At that moment there was a banging of the door, and the sound of silk brushing along the hall. Diana Longfellow flounced into the room, the fashionable hoops at her hips causing her skirts to swing barely within the bounds of safety. It was eminently clear that the morning had seen another triumph, and that it, too, was soon to be related.

“YOU SHOULD BOTH
be glad,” Diana began vigorously, “that
someone
cares for the safety of your little village. I’ve just come from expressing my thoughts on recent matters to Captain Montagu.”

“Captain Montagu?” her listeners asked together. Diana paused to examine a fingernail.

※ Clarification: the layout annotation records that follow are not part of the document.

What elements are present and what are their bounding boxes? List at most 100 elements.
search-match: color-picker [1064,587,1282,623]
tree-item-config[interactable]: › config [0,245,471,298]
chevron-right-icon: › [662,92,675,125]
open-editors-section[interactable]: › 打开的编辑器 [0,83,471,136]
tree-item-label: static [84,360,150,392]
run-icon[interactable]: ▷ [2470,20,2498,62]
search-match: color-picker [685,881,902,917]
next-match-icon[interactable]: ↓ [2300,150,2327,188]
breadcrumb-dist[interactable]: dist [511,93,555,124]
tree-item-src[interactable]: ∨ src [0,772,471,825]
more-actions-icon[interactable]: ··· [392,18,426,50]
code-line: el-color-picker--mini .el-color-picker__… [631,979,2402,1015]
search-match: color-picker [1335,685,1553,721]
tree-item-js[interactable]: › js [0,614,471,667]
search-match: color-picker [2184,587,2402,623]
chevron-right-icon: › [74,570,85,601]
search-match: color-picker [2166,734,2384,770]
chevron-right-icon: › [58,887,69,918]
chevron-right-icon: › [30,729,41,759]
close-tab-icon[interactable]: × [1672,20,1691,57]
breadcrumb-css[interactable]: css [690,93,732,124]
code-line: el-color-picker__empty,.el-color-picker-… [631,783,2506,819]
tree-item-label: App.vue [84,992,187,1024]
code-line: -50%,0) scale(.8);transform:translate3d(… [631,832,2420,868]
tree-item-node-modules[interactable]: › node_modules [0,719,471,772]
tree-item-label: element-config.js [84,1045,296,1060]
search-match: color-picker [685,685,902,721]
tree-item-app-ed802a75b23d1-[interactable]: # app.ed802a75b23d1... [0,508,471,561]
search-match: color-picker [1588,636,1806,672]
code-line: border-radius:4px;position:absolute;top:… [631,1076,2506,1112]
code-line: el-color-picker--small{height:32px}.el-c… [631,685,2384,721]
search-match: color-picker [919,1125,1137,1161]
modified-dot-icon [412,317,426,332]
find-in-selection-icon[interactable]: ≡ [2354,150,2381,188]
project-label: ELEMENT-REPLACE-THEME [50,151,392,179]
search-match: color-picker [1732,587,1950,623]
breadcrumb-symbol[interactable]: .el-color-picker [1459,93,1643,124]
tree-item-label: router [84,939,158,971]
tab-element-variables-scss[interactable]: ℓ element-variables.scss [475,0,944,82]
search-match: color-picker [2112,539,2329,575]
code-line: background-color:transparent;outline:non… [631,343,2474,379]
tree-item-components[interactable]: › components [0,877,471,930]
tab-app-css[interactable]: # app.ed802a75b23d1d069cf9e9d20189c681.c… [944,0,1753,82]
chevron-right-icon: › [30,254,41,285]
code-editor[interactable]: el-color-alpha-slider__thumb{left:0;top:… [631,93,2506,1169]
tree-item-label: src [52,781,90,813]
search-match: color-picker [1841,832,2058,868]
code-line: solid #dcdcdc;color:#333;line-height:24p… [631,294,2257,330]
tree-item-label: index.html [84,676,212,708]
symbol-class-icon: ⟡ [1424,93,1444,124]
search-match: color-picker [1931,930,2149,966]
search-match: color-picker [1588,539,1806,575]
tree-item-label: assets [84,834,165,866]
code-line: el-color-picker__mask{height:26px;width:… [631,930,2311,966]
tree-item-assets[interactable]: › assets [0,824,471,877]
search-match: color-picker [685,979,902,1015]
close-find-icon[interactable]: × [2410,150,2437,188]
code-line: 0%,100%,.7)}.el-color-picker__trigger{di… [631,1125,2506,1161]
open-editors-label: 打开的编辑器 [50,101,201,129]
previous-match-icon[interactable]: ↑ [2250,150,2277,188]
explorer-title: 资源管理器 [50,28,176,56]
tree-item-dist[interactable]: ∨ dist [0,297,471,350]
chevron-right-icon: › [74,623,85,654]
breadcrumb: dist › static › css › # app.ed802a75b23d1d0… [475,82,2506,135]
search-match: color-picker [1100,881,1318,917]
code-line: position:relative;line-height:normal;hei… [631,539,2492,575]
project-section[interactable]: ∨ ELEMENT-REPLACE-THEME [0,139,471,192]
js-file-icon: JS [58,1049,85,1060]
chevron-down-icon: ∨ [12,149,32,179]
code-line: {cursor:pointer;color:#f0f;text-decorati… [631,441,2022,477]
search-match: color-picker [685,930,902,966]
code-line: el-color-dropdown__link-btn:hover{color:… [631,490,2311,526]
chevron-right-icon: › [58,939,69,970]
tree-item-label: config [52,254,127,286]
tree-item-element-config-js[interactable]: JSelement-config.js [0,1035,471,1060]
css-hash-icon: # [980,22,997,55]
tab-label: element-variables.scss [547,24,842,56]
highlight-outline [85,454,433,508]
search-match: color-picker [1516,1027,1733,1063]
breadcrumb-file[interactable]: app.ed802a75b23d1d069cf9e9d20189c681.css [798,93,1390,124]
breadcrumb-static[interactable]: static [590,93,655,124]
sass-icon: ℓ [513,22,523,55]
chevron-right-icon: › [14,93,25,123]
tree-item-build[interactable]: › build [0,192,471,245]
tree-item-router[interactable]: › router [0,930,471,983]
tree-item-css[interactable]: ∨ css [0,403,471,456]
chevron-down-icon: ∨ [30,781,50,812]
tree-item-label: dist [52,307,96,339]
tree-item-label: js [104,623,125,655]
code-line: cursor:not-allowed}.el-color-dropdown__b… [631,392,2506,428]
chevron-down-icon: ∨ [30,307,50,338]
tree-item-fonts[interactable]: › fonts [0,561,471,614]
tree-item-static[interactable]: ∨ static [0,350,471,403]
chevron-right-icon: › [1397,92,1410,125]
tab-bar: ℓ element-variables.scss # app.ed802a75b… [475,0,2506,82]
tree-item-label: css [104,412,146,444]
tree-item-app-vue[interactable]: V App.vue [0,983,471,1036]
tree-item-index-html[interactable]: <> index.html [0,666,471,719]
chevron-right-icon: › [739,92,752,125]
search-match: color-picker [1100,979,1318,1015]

“Could it be,” inquired Longfellow, “that you’ve rejudged the man, and found him human after all?”

“As I say, Captain Montagu—who, by the way, was particularly glad to speak with someone respectable, and intelligible. I’ve been making myself very useful … unlike, he informs me, certain others in the neighborhood.”

Charlotte and Longfellow waited for more.

“He’s apparently having trouble discovering the facts from the local rabble, so I related to him what I had heard of this monster Pennywort, stalking innocent travelers and then covering his crimes by spreading tales so
absurd
that your rustics were bound to believe them. I convinced the captain that this blackguard Pennywort should be arrested immediately, and locked up somewhere until he can be tried.”

“Diana,” her brother asked at last, smoothing back his hair from his forehead, “have you ever seen this character you describe so vividly?”

“No,” she had to admit. But she kept her chin high, inviting a challenge to her powers of intuition.

“Well, Jack Pennywort is shorter than you, he has a deformed foot, his mind is about as active as that of a possum that’s been hanging at a cider bung—and to lock him up would deprive a wife and four small children of the rather dubious livelihood they now enjoy. While it may be fashionable for some in your world to ridicule and torture Nature’s unfortunates, following perhaps the great courts of Europe, it will hardly do to taunt such victims of misfortune
here.
We should all, I think, have a little more compassion than that.”

Much of what Longfellow said was, of course, a lie; laughing at Pennywort had been a sport enjoyed by a good portion of the village for much of their lives, although it was not especially popular among the more enlightened. But Diana’s eyes lost some of their snap as she listened, and considered.

“Besides,” her brother added, “Charlotte and I have already concluded it’s very likely Middleton isn’t dead at all, but only gone away. It seems he himself was the inventor behind his rather theatrical demise.”

“What! But how? And
why!”

“Why? How should I know? But the fact is that you are out to hang an innocent man. My experiments, which you objected to so heartily last night, prove that the merchant
planned
to disappear. And so he did.”

“Yet doesn’t it seem strange,” Diana asked very slowly, savoring each word, “that Middleton, a prominent, wealthy merchant, would leave everything behind—even his ready funds?”

“Do you happen to be acquainted with the man’s lawyers? Or have you acquired a crystal ball?”

“No, I heard it from Edmund—from Captain Montagu,” she corrected herself, smiling at the memory of his confidence. “The captain informs me that his own inquiry leads him to suspect foul play, as none of the man’s wealth has been touched. He’s clearly dead, Richard.”

“Middleton probably arranged to have his property sold by an accomplice. Or else he plans to claim it himself, when he’s good and ready.”

“Then we’ll see,” was all he could get in reply.

Charlotte, though surprised by Diana’s information, also remembered suddenly that she had something else to attend to.

“Shall I call for you around four?” Longfellow asked as she lingered for a moment at the door.

“No … you go on. I’ll join you at the inn. Right now, there’s someone—well, I’ll tell you about it later.”

Leaving her neighbors to continue their family fray, Mrs. Willett made her way back across to her own safe and ordered kitchen. She felt greatly in need of a strong cup of tea, as well as a few moments for quiet thought.